The point to be understood by the press, investors, and the players, is that we now have an environment where the OS can do a pretty good job of load balancing jobs to a heterogeneous group of processors. And these heterogeneous processors can do certain jobs better making the overall results a faster operation. Not only that, with the different processors doing more specific jobs for which they are better suited, each processor is now offloaded and allowed to apply more resources to the things it does best—that’s a win-win situation.

And that’s where we are now—GPU computing has arrived, it’s never going to go away, applications that can be multi-threaded will take advantage of it, and we users will benefit greatly from it. Debates will continue about what programming paradigm to use, Cuda, OpenCL, or DirectX11 compute.

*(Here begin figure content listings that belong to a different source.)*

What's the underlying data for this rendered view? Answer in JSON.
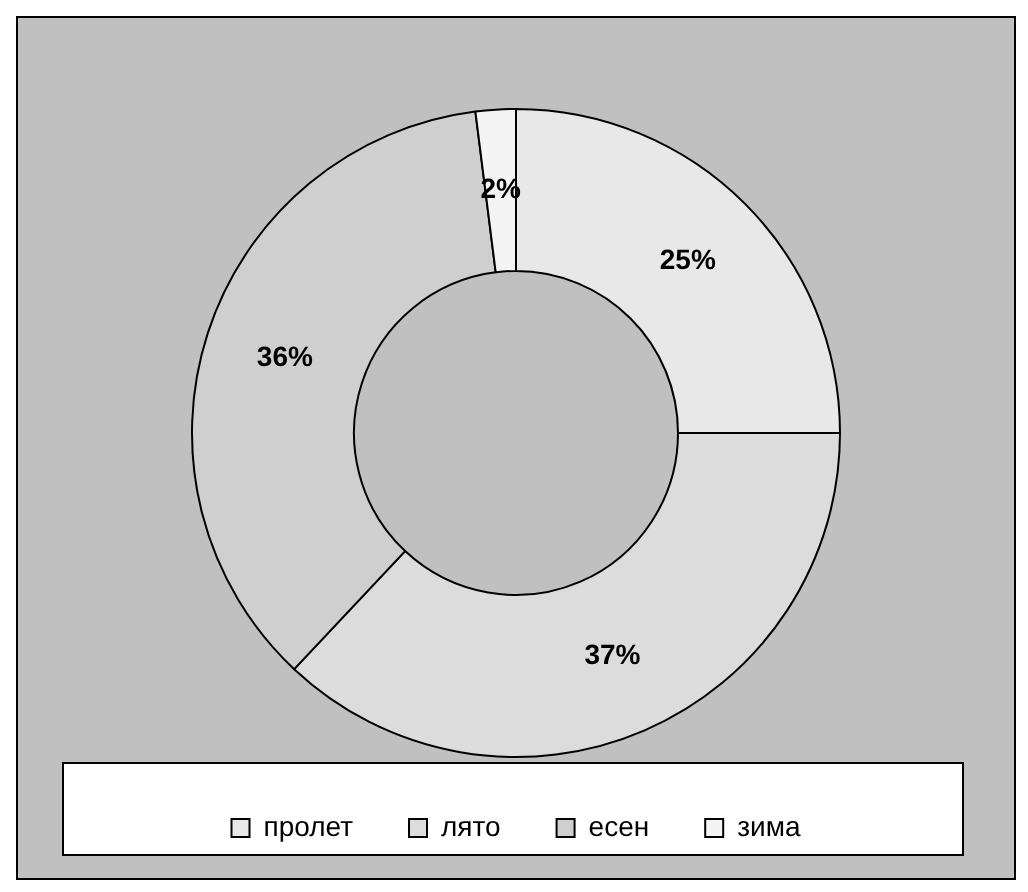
{
  "chart_data": {
    "type": "donut",
    "categories": [
      "пролет",
      "лято",
      "есен",
      "зима"
    ],
    "values": [
      25,
      37,
      36,
      2
    ],
    "value_labels": [
      "25%",
      "37%",
      "36%",
      "2%"
    ],
    "colors": [
      "#e8e8e8",
      "#dcdcdc",
      "#cfcfcf",
      "#f4f4f4"
    ],
    "legend": "bottom"
  }
}
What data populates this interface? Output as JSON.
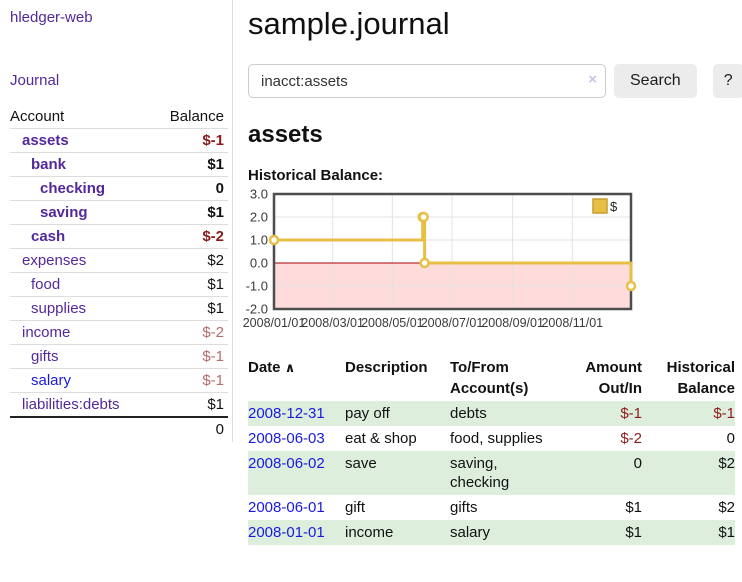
{
  "colors": {
    "purple_link": "#54289b",
    "blue_link": "#1a1ade",
    "negative_strong": "#8e1b1b",
    "negative_faint": "#b36b6b",
    "row_stripe_green": "#ddeedd",
    "chart_gold": "#e8bf45",
    "chart_negative_region": "#ffdcdc",
    "chart_zero_line": "#a40000"
  },
  "sidebar": {
    "title": "hledger-web",
    "nav_journal": "Journal",
    "header": {
      "account": "Account",
      "balance": "Balance"
    },
    "accounts": [
      {
        "name": "assets",
        "depth": 0,
        "emph": true,
        "balance": "$-1",
        "neg": "strong"
      },
      {
        "name": "bank",
        "depth": 1,
        "emph": true,
        "balance": "$1"
      },
      {
        "name": "checking",
        "depth": 2,
        "emph": true,
        "balance": "0"
      },
      {
        "name": "saving",
        "depth": 2,
        "emph": true,
        "balance": "$1"
      },
      {
        "name": "cash",
        "depth": 1,
        "emph": true,
        "balance": "$-2",
        "neg": "strong"
      },
      {
        "name": "expenses",
        "depth": 0,
        "emph": false,
        "balance": "$2"
      },
      {
        "name": "food",
        "depth": 1,
        "emph": false,
        "balance": "$1"
      },
      {
        "name": "supplies",
        "depth": 1,
        "emph": false,
        "balance": "$1"
      },
      {
        "name": "income",
        "depth": 0,
        "emph": false,
        "balance": "$-2",
        "neg": "faint"
      },
      {
        "name": "gifts",
        "depth": 1,
        "emph": false,
        "balance": "$-1",
        "neg": "faint"
      },
      {
        "name": "salary",
        "depth": 1,
        "emph": false,
        "balance": "$-1",
        "neg": "faint",
        "link": "blue"
      },
      {
        "name": "liabilities:debts",
        "depth": 0,
        "emph": false,
        "balance": "$1"
      }
    ],
    "total": "0"
  },
  "main": {
    "title": "sample.journal",
    "search": {
      "value": "inacct:assets",
      "clear_icon": "×",
      "button": "Search",
      "help_button": "?"
    },
    "account_heading": "assets",
    "chart_label": "Historical Balance:"
  },
  "chart_data": {
    "type": "line",
    "subtype": "step",
    "title": "Historical Balance",
    "series": [
      {
        "name": "$",
        "points": [
          [
            "2008-01-01",
            1
          ],
          [
            "2008-06-01",
            2
          ],
          [
            "2008-06-02",
            2
          ],
          [
            "2008-06-03",
            0
          ],
          [
            "2008-12-31",
            -1
          ]
        ],
        "color": "#e8bf45"
      }
    ],
    "x_range": [
      "2008-01-01",
      "2008-12-31"
    ],
    "x_ticks": [
      {
        "date": "2008-01-01",
        "label": "2008/01/01"
      },
      {
        "date": "2008-03-01",
        "label": "2008/03/01"
      },
      {
        "date": "2008-05-01",
        "label": "2008/05/01"
      },
      {
        "date": "2008-07-01",
        "label": "2008/07/01"
      },
      {
        "date": "2008-09-01",
        "label": "2008/09/01"
      },
      {
        "date": "2008-11-01",
        "label": "2008/11/01"
      }
    ],
    "ylim": [
      -2,
      3
    ],
    "y_ticks": [
      3,
      2,
      1,
      0,
      -1,
      -2
    ],
    "grid": true,
    "negative_region_color": "#ffdcdc",
    "zero_line_color": "#a40000",
    "legend": {
      "label": "$",
      "position": "top-right"
    }
  },
  "register": {
    "headers": {
      "date": "Date",
      "sort_icon": "∧",
      "description": "Description",
      "tofrom": "To/From Account(s)",
      "amount": "Amount Out/In",
      "balance": "Historical Balance"
    },
    "rows": [
      {
        "date": "2008-12-31",
        "description": "pay off",
        "accounts": "debts",
        "amount": "$-1",
        "amount_neg": true,
        "balance": "$-1",
        "balance_neg": true
      },
      {
        "date": "2008-06-03",
        "description": "eat & shop",
        "accounts": "food, supplies",
        "amount": "$-2",
        "amount_neg": true,
        "balance": "0",
        "balance_neg": false
      },
      {
        "date": "2008-06-02",
        "description": "save",
        "accounts": "saving, checking",
        "amount": "0",
        "amount_neg": false,
        "balance": "$2",
        "balance_neg": false
      },
      {
        "date": "2008-06-01",
        "description": "gift",
        "accounts": "gifts",
        "amount": "$1",
        "amount_neg": false,
        "balance": "$2",
        "balance_neg": false
      },
      {
        "date": "2008-01-01",
        "description": "income",
        "accounts": "salary",
        "amount": "$1",
        "amount_neg": false,
        "balance": "$1",
        "balance_neg": false
      }
    ]
  }
}
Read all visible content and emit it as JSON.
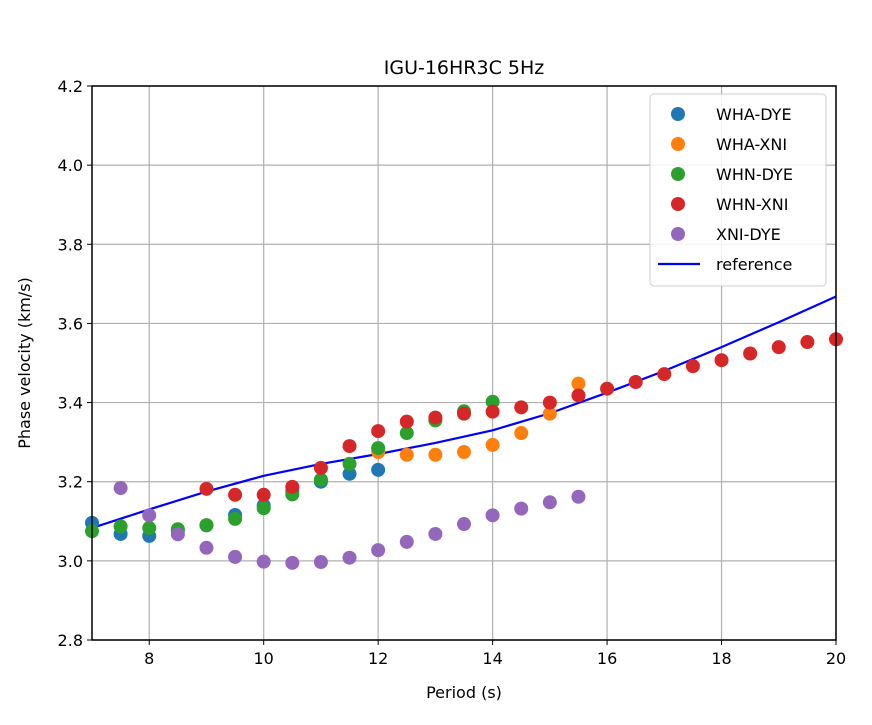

If you’re not personally doing the programming this is a useless debate—you might as well invest your time in fantasy football. The choice of programming tools is a marketing debate between the GPU suppliers, and other than your team loyalty burden it has no impact on you personally. Each side will tell you how their programming tools are better and how the other team can’t do certain compute functions. You know what? You don’t care. You’re just a simple user and when and if benchmarks are ever available, you’ll see very little variation because of those programming differences. It’s the heterogeneous processing paradigm that’s making all the difference.

GPU compute is being applied to scientific, academic, and commercial applications, as well as some video-based consumer applications. So soon GPU computing will be used so widely and transparently that in a year’s time it won’t even be discussed—welcome to the future.